A brief overview of the life of Meletios Metaxakis

1/17 In 1889, 18-year-old Meletios participated in some kind of insurgency against the Turks in his native Crete. It was because of this that he moved to Jerusalem. He was tonsured a monk and made a hierodeacon 3 years later.
2/17 In 1900 he became the secretary to the Holy Synod of Jerusalem. In 1906, he was sent to Cyprus as part of an inter-Orthodox delegation attempting to resolve the Cypriot succession crisis.
3/17 There were only two bishops in the entire Church of Cyprus, both named Kyrillos, fighting for the throne.) The EP, Alexandria, and Jerusalem sent reps to try to address the problem. Meletios was the Jerusalem rep.
4/17 In the midst of that, he was basically kicked out of Jerusalem in 1908 because of a conflict with the Patriarch. Meletios seems to have opposed more Arab involvement in the Patriarchate, which the Patriarch was pushing for out of fear following the Young Turk Revolution
5/17 So then Meletios moved to Cyprus and was elected Bp of Kition in 1910. In 1912, he was a candidate to become Ecu Patriarch, but he wasn't elected and he remained in Cyprus until 1918, when his relative, Greek Prime Minister Venizelos, put him on the throne of Athens.
6/17 A few months later he left for America to organize the Greek Archdiocese. After a few months he went back to Athens & was deposed in 1920 after King Constantine returned to power. His dispute w/ the next Abp of Athens actually went before the Patriarch of Alexandria.
7/17 He basically fled to the USA in Feb 1921, organized the GOA with no real authority to do so, and then was elected Ecumenical Patriarch in November. He was enthroned in February 1922, but in between the Ho(ly Synod of Athens defrocked him (he ignored it).
8/17 In just 20 months as EP, he created the modern Canon 28 "barbarian lands" concept, recognized Anglican orders as valid, took @goarch into the EP, created numerous autocephalous / autonomous churches, & called the Pan-Orthodox Congress that set up the new calendar.
9/17 He was forced out of Istanbul in July 1923, formally resigned that fall, and then laid low for a couple years. In Sept 1925 the Patriarch of Alexandria died while on his way home from a big ecumenical gathering in Stockholm. Meletios was a top candidate to succeed him.
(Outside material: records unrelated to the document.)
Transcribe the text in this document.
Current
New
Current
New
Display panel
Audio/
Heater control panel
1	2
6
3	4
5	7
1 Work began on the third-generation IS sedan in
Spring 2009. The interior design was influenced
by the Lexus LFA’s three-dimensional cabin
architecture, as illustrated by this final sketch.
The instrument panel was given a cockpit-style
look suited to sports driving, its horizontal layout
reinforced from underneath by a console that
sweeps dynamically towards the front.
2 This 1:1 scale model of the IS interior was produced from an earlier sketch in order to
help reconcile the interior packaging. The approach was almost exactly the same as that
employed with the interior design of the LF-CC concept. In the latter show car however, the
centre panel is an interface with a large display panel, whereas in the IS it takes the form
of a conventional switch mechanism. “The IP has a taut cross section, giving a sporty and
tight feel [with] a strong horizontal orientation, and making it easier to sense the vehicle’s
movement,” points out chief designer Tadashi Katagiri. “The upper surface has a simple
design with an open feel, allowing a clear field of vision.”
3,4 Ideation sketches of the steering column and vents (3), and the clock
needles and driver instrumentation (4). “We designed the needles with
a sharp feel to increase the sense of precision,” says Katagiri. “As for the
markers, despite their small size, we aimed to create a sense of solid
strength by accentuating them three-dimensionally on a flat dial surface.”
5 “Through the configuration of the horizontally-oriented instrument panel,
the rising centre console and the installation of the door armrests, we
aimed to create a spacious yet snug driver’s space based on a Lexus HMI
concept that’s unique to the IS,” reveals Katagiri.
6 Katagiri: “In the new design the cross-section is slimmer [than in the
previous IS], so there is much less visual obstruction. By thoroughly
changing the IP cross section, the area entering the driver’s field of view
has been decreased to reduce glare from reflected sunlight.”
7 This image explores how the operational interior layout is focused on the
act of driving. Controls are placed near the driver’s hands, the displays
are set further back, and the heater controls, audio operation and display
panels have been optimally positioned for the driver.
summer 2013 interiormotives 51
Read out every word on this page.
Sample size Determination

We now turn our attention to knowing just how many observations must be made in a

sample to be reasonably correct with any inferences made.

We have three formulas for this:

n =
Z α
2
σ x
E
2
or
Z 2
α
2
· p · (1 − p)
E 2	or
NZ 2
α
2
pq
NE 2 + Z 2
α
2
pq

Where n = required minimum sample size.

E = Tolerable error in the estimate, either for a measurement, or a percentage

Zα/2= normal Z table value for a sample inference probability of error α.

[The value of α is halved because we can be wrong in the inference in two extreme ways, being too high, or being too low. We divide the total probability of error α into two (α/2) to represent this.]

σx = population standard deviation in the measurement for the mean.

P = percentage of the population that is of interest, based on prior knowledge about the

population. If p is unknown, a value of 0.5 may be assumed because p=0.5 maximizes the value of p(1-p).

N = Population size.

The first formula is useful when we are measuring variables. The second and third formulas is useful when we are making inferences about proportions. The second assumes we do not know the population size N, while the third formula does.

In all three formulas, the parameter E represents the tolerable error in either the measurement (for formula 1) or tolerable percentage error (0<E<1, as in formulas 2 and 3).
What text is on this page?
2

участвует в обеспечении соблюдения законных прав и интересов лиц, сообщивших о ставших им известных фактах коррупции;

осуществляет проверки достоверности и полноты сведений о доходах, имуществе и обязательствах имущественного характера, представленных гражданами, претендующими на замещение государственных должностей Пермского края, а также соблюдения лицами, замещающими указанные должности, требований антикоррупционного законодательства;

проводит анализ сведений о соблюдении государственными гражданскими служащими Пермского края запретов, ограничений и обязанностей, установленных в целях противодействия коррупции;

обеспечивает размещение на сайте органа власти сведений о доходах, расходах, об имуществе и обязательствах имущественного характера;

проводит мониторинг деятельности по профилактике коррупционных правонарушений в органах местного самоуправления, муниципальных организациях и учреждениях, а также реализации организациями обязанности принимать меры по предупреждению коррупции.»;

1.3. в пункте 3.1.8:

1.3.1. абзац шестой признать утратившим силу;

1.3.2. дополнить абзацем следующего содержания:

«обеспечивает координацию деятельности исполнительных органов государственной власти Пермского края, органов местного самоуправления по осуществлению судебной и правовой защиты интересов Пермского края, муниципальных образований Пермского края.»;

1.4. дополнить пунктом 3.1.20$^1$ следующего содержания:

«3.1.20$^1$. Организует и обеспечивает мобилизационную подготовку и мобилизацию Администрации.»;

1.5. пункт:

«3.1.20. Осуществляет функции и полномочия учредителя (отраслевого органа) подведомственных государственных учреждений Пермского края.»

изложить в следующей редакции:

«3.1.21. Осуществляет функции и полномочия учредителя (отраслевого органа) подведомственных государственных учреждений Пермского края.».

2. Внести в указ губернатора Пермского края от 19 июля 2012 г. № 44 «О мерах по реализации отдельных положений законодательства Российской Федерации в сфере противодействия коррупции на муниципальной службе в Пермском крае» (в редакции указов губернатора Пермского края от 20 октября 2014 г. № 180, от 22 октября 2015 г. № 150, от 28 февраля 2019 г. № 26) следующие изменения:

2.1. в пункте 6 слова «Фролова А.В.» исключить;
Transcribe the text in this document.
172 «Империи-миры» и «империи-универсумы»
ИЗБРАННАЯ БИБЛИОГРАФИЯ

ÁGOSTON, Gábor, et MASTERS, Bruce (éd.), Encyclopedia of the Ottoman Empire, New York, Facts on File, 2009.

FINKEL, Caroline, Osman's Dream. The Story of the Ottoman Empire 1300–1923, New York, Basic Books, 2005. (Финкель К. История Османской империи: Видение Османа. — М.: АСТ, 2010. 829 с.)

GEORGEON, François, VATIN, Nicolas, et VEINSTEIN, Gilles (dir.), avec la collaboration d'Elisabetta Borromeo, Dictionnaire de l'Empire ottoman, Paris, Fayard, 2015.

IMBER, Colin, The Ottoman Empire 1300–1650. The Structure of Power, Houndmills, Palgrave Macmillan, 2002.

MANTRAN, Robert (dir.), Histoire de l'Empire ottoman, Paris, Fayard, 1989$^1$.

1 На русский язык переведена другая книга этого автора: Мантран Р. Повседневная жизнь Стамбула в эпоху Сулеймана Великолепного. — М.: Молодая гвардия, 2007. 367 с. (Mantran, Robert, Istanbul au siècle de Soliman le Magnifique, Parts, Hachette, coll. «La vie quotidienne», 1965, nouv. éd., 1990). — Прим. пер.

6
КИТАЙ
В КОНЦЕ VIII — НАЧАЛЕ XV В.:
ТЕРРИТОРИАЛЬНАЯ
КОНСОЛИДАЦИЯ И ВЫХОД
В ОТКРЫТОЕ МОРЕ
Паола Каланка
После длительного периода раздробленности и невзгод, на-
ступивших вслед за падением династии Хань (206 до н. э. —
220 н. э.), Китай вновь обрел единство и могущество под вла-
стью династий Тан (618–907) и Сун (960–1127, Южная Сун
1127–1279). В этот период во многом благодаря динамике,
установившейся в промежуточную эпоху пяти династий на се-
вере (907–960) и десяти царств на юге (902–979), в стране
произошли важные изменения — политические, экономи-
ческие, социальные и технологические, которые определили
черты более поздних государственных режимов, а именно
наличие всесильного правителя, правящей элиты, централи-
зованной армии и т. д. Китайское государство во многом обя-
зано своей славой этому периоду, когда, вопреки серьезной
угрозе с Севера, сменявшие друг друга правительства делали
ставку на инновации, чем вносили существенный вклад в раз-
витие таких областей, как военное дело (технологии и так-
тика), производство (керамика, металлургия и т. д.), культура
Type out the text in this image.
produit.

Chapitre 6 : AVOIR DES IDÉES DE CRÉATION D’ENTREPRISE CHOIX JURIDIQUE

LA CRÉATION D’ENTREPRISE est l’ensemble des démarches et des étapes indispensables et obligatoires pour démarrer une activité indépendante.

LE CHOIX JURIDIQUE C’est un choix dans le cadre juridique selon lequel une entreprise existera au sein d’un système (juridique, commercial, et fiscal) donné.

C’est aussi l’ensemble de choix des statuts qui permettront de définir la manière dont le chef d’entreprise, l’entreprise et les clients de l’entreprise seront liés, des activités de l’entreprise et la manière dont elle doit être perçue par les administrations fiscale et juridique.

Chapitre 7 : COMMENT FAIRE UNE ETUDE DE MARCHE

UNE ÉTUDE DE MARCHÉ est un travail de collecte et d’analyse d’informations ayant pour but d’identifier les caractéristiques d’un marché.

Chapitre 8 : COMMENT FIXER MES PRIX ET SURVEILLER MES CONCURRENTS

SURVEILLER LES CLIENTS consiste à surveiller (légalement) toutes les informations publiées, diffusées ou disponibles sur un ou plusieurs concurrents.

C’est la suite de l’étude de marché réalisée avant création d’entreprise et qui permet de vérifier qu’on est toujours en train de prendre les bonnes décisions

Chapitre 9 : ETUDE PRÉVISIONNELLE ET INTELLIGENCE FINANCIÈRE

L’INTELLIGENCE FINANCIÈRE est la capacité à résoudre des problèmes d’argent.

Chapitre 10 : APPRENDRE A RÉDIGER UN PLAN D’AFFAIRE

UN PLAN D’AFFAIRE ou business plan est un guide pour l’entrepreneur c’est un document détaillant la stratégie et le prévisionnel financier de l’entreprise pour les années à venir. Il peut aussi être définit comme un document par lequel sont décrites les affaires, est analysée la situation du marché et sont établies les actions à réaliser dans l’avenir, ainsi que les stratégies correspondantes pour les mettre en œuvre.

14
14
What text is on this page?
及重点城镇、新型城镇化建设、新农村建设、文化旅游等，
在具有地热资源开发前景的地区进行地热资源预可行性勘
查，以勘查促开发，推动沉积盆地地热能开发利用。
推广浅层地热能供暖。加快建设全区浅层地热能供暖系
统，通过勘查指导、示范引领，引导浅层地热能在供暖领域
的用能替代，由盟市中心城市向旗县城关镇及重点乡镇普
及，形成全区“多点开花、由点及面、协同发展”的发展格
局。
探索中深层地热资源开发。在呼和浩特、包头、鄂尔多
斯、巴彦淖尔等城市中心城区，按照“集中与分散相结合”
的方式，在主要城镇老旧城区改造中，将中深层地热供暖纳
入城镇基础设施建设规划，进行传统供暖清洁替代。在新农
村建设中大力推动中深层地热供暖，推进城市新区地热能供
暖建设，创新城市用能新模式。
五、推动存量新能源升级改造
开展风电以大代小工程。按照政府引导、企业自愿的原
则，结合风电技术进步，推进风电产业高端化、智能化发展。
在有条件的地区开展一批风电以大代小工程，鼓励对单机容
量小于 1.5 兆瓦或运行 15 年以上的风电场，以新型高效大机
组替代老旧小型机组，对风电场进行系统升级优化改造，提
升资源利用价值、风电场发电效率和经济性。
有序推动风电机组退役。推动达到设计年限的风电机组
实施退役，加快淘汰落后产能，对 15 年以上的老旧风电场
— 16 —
10/17 There was a preliminary election in Feb 1926 in which Meletios placed 3rd, but he won the main election -- by a paper-thin margin -- in June 1926 and immediately declared that Alexandria should be the new first among equals.
11/17 In June 1927 he deposed a priest named Basil Lebentes, who was in Morocco. Lebentes appealed to the EP, which claimed jurisdiction over Morocco. Meletios responded by claiming jurisdiction over all Africa for Alexandria. Lebentes fled to the USA.
12/17 Several years later Meletios and Athenagoras -- by then Abp of America -- had a huge fight over Lebentes, whom Athenagoras wanted to put in charge of a parish in NYC despite the fact that Meletios had deposed him.
13/17 In June 1928 he banned the monks from Sinai from serving in their Cairo metochion. This dispute was resolved in 1932, when Meletios and the Abp of Sinai signed an agreement that basically ended centuries of ambiguity about Sinai's status.
14/17 In 1930 he led the Orthodox delegation to the Lambeth Conference. Details here: http://anglicanhistory.org/orthodoxy/lambeth1930.html
15/17 In 1931 he was embroiled in a big controversy in his patriarchate because he wanted to strip the laity of their role in patriarchal elections. In October a newspaper published a secret memo Meletios had sent to Venizelos asking for help overcoming public discontent.
16/17 While this was happening the Patriarch of Jerusalem died & Meletios was a top candidate to replace him. His selling point was that the Anglicans would pay off Jerusalem's debts in return for Meletios as patriarch& major concessions regarding rights over the holy places
17/17 From 1931-35 Meletios was campaigning to become Patriarch of Jerusalem, but in the end, on July 22, 1935, he lost the election. He died a week later.